# Marriott Grand Chateau Las Vegas 2 bedroom 100.00 per nite 5/22-24



## jules54 (Apr 29, 2015)

Marriott Grand Chateau
Las Vegas
Two Bedroom Two Bathroom
Asking 100.00 per nite

2 nites 5/22 friday and 5/23  Saturday checking out on Sunday 5/24.

I will be using the condo the 5/17-5/21 but need to leave on Friday. This is a beautiful resort with super access to the strip.

Call or Text
Julie
402-432-6706


----------



## jules54 (Apr 29, 2015)

*Las Vegas*

I am going to New Orleans tomorrow morning so please call or text about this reservation.
Thanks for Looking

Julie
402-432-6706


----------



## mikeben (May 5, 2015)

*vegas rental*

we would be interested if you can make it $50/night. thanks.

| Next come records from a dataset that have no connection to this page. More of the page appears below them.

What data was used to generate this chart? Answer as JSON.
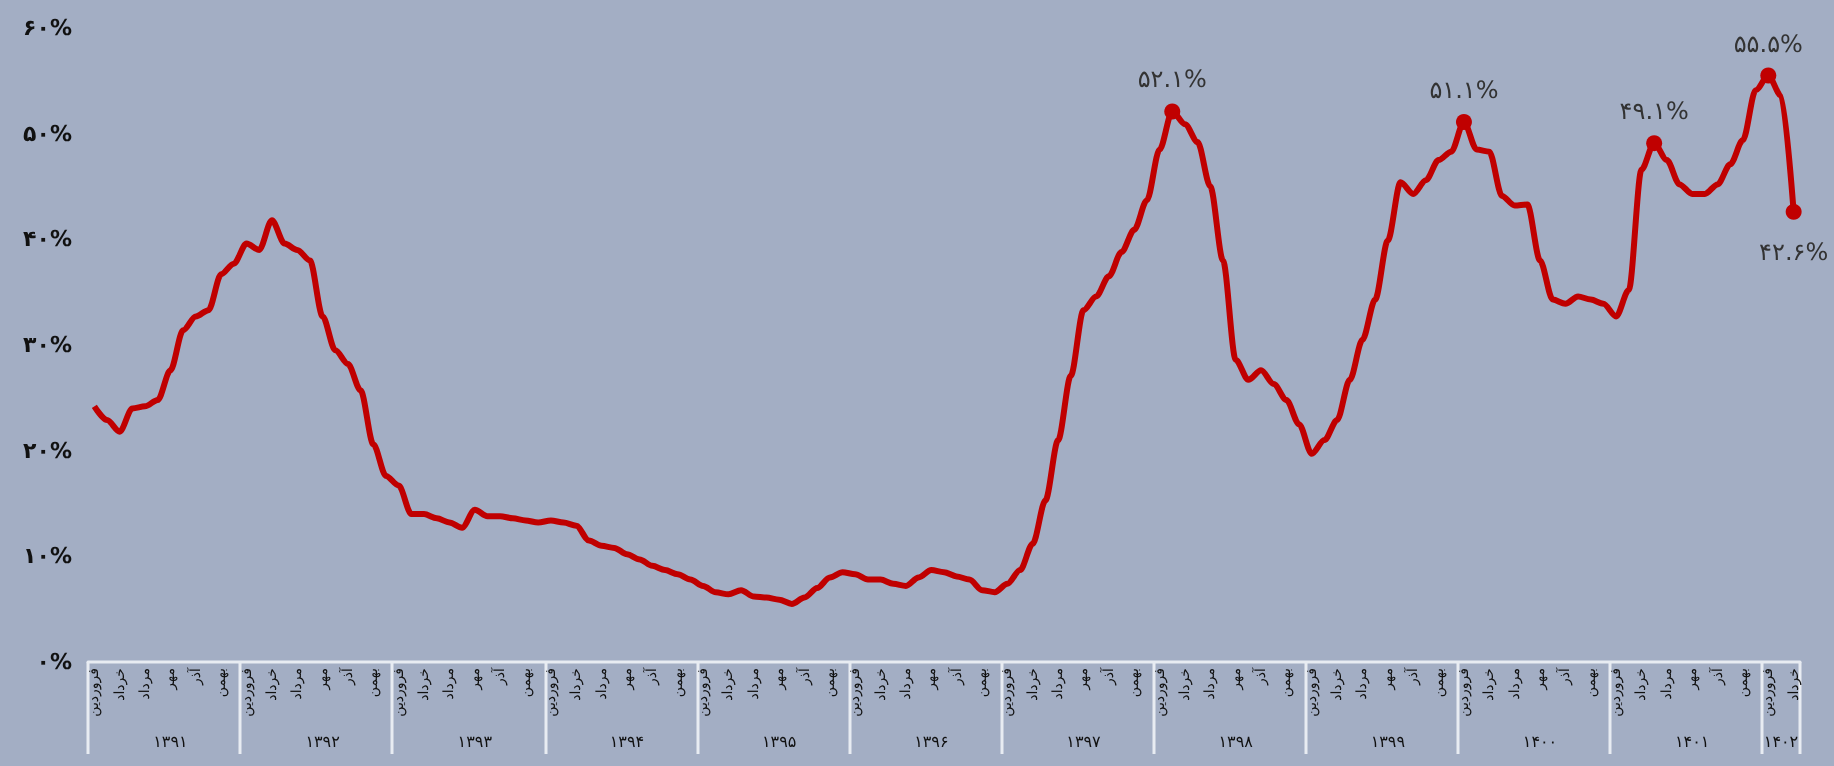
{
  "chart_data": {
    "type": "line",
    "categories": [
      "فروردین",
      null,
      "خرداد",
      null,
      "مرداد",
      null,
      "مهر",
      null,
      "آذر",
      null,
      "بهمن",
      null,
      "فروردین",
      null,
      "خرداد",
      null,
      "مرداد",
      null,
      "مهر",
      null,
      "آذر",
      null,
      "بهمن",
      null,
      "فروردین",
      null,
      "خرداد",
      null,
      "مرداد",
      null,
      "مهر",
      null,
      "آذر",
      null,
      "بهمن",
      null,
      "فروردین",
      null,
      "خرداد",
      null,
      "مرداد",
      null,
      "مهر",
      null,
      "آذر",
      null,
      "بهمن",
      null,
      "فروردین",
      null,
      "خرداد",
      null,
      "مرداد",
      null,
      "مهر",
      null,
      "آذر",
      null,
      "بهمن",
      null,
      "فروردین",
      null,
      "خرداد",
      null,
      "مرداد",
      null,
      "مهر",
      null,
      "آذر",
      null,
      "بهمن",
      null,
      "فروردین",
      null,
      "خرداد",
      null,
      "مرداد",
      null,
      "مهر",
      null,
      "آذر",
      null,
      "بهمن",
      null,
      "فروردین",
      null,
      "خرداد",
      null,
      "مرداد",
      null,
      "مهر",
      null,
      "آذر",
      null,
      "بهمن",
      null,
      "فروردین",
      null,
      "خرداد",
      null,
      "مرداد",
      null,
      "مهر",
      null,
      "آذر",
      null,
      "بهمن",
      null,
      "فروردین",
      null,
      "خرداد",
      null,
      "مرداد",
      null,
      "مهر",
      null,
      "آذر",
      null,
      "بهمن",
      null,
      "فروردین",
      null,
      "خرداد",
      null,
      "مرداد",
      null,
      "مهر",
      null,
      "آذر",
      null,
      "بهمن",
      null,
      "فروردین",
      null,
      "خرداد"
    ],
    "series": [
      {
        "color": "#c00000",
        "values": [
          24.2,
          22.9,
          21.8,
          24.0,
          24.2,
          24.8,
          27.6,
          31.4,
          32.7,
          33.3,
          36.7,
          37.7,
          39.6,
          39.0,
          41.8,
          39.6,
          39.0,
          38.0,
          32.7,
          29.5,
          28.2,
          25.7,
          20.6,
          17.6,
          16.7,
          14.0,
          14.0,
          13.6,
          13.2,
          12.7,
          14.4,
          13.8,
          13.8,
          13.6,
          13.4,
          13.2,
          13.4,
          13.2,
          12.9,
          11.5,
          11.0,
          10.8,
          10.2,
          9.7,
          9.1,
          8.7,
          8.3,
          7.8,
          7.2,
          6.6,
          6.4,
          6.8,
          6.2,
          6.1,
          5.9,
          5.5,
          6.1,
          7.0,
          8.0,
          8.5,
          8.3,
          7.8,
          7.8,
          7.4,
          7.2,
          8.0,
          8.7,
          8.5,
          8.1,
          7.8,
          6.8,
          6.6,
          7.4,
          8.7,
          11.2,
          15.3,
          21.0,
          27.1,
          33.3,
          34.6,
          36.5,
          38.8,
          40.9,
          43.7,
          48.5,
          52.1,
          50.9,
          49.2,
          45.0,
          38.0,
          28.6,
          26.7,
          27.6,
          26.3,
          24.8,
          22.5,
          19.7,
          21.0,
          22.9,
          26.7,
          30.5,
          34.3,
          39.9,
          45.4,
          44.3,
          45.6,
          47.5,
          48.3,
          51.1,
          48.5,
          48.3,
          44.1,
          43.2,
          43.3,
          38.0,
          34.3,
          33.9,
          34.6,
          34.3,
          33.9,
          32.7,
          35.2,
          46.6,
          49.1,
          47.5,
          45.2,
          44.3,
          44.3,
          45.2,
          47.1,
          49.4,
          54.1,
          55.5,
          53.6,
          42.6
        ],
        "value_labels": [
          null,
          null,
          null,
          null,
          null,
          null,
          null,
          null,
          null,
          null,
          null,
          null,
          null,
          null,
          null,
          null,
          null,
          null,
          null,
          null,
          null,
          null,
          null,
          null,
          null,
          null,
          null,
          null,
          null,
          null,
          null,
          null,
          null,
          null,
          null,
          null,
          null,
          null,
          null,
          null,
          null,
          null,
          null,
          null,
          null,
          null,
          null,
          null,
          null,
          null,
          null,
          null,
          null,
          null,
          null,
          null,
          null,
          null,
          null,
          null,
          null,
          null,
          null,
          null,
          null,
          null,
          null,
          null,
          null,
          null,
          null,
          null,
          null,
          null,
          null,
          null,
          null,
          null,
          null,
          null,
          null,
          null,
          null,
          null,
          null,
          "۵۲.۱%",
          null,
          null,
          null,
          null,
          null,
          null,
          null,
          null,
          null,
          null,
          null,
          null,
          null,
          null,
          null,
          null,
          null,
          null,
          null,
          null,
          null,
          null,
          "۵۱.۱%",
          null,
          null,
          null,
          null,
          null,
          null,
          null,
          null,
          null,
          null,
          null,
          null,
          null,
          null,
          "۴۹.۱%",
          null,
          null,
          null,
          null,
          null,
          null,
          null,
          null,
          "۵۵.۵%",
          null,
          "۴۲.۶%"
        ]
      }
    ],
    "ylim": [
      0,
      60
    ],
    "yticks": [
      {
        "value": 0,
        "label": "۰%"
      },
      {
        "value": 10,
        "label": "۱۰%"
      },
      {
        "value": 20,
        "label": "۲۰%"
      },
      {
        "value": 30,
        "label": "۳۰%"
      },
      {
        "value": 40,
        "label": "۴۰%"
      },
      {
        "value": 50,
        "label": "۵۰%"
      },
      {
        "value": 60,
        "label": "۶۰%"
      }
    ],
    "annotations": [
      "۱۳۹۱",
      "۱۳۹۲",
      "۱۳۹۳",
      "۱۳۹۴",
      "۱۳۹۵",
      "۱۳۹۶",
      "۱۳۹۷",
      "۱۳۹۸",
      "۱۳۹۹",
      "۱۴۰۰",
      "۱۴۰۱",
      "۱۴۰۲"
    ],
    "grid": false
  }
}
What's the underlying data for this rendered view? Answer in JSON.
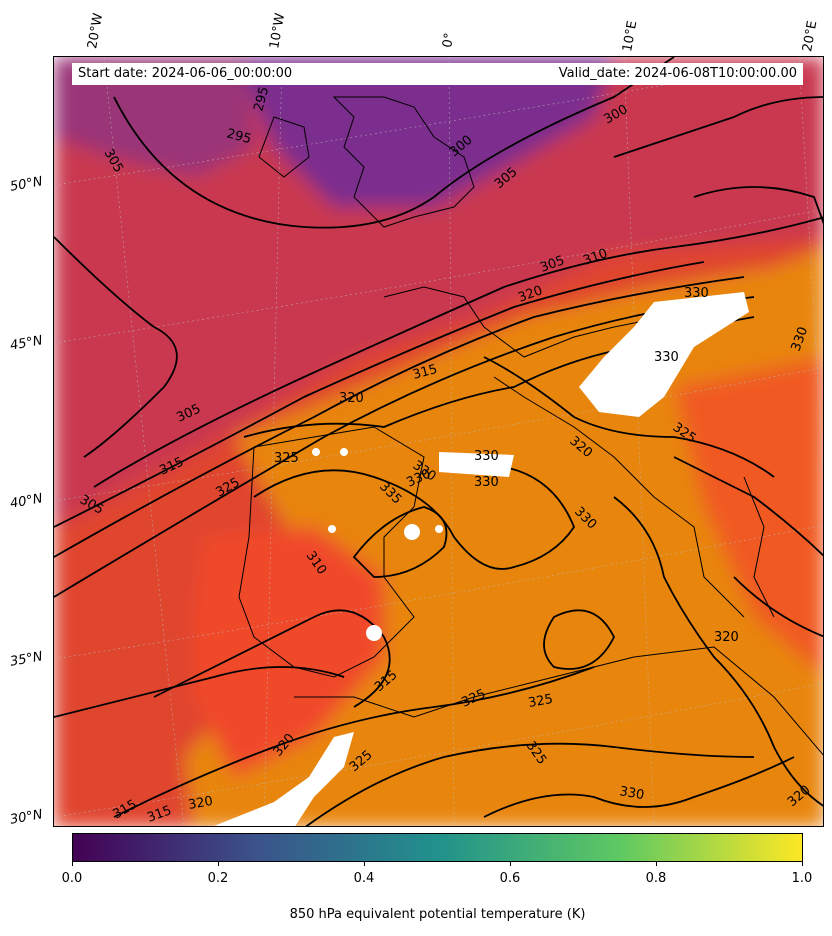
{
  "info": {
    "start_date": "Start date: 2024-06-06_00:00:00",
    "valid_date": "Valid_date: 2024-06-08T10:00:00.00"
  },
  "lon_labels": [
    "20°W",
    "10°W",
    "0°",
    "10°E",
    "20°E"
  ],
  "lat_labels": [
    "50°N",
    "45°N",
    "40°N",
    "35°N",
    "30°N"
  ],
  "contour_labels": [
    "295",
    "295",
    "300",
    "300",
    "305",
    "305",
    "305",
    "305",
    "305",
    "310",
    "310",
    "315",
    "315",
    "315",
    "315",
    "315",
    "320",
    "320",
    "320",
    "320",
    "320",
    "320",
    "320",
    "325",
    "325",
    "325",
    "325",
    "325",
    "325",
    "325",
    "330",
    "330",
    "330",
    "330",
    "330",
    "330",
    "330",
    "330",
    "330",
    "335"
  ],
  "colorbar": {
    "title": "850 hPa equivalent potential temperature (K)",
    "ticks": [
      "0.0",
      "0.2",
      "0.4",
      "0.6",
      "0.8",
      "1.0"
    ],
    "colormap": "viridis",
    "colors": [
      "#440154",
      "#3b528b",
      "#21918c",
      "#5ec962",
      "#fde725"
    ]
  },
  "field_colors": {
    "cold": "#7b2d8e",
    "mid": "#c0365a",
    "warm": "#f04a2a",
    "hot": "#e8850f"
  }
}
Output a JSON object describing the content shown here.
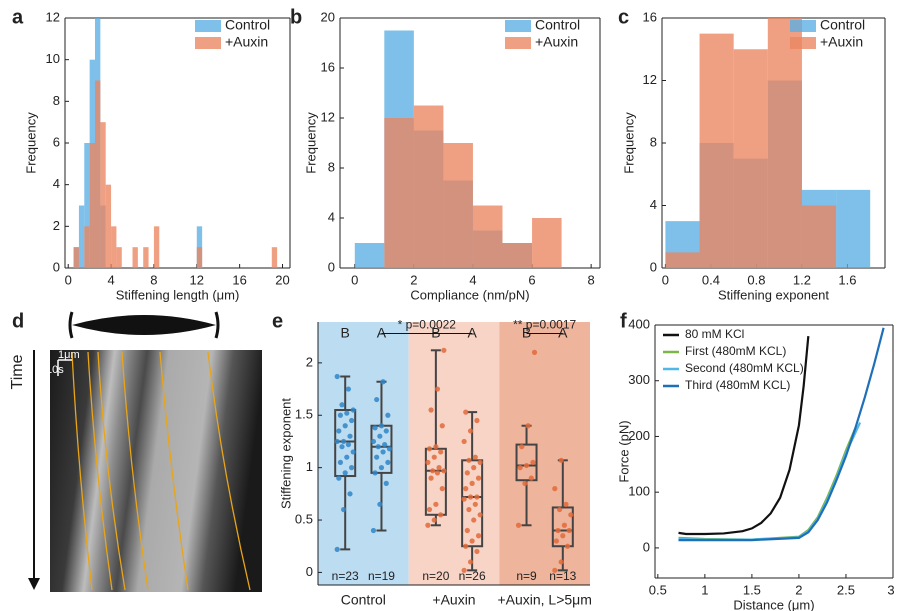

Mike


----------



## ilene13 (May 5, 2015)

Is it still available?  If so could I rent a 3rd night from Marriott?


----------



## BJRSanDiego (May 5, 2015)

Will you be arranging and paying for the extra clean up of the unit so that we would be checking in to a clean unit ?  Also, is this an exchange or are you an owner?  I'm wondering if we would need a guest certificate in order to pick up the keys at the front desk.


----------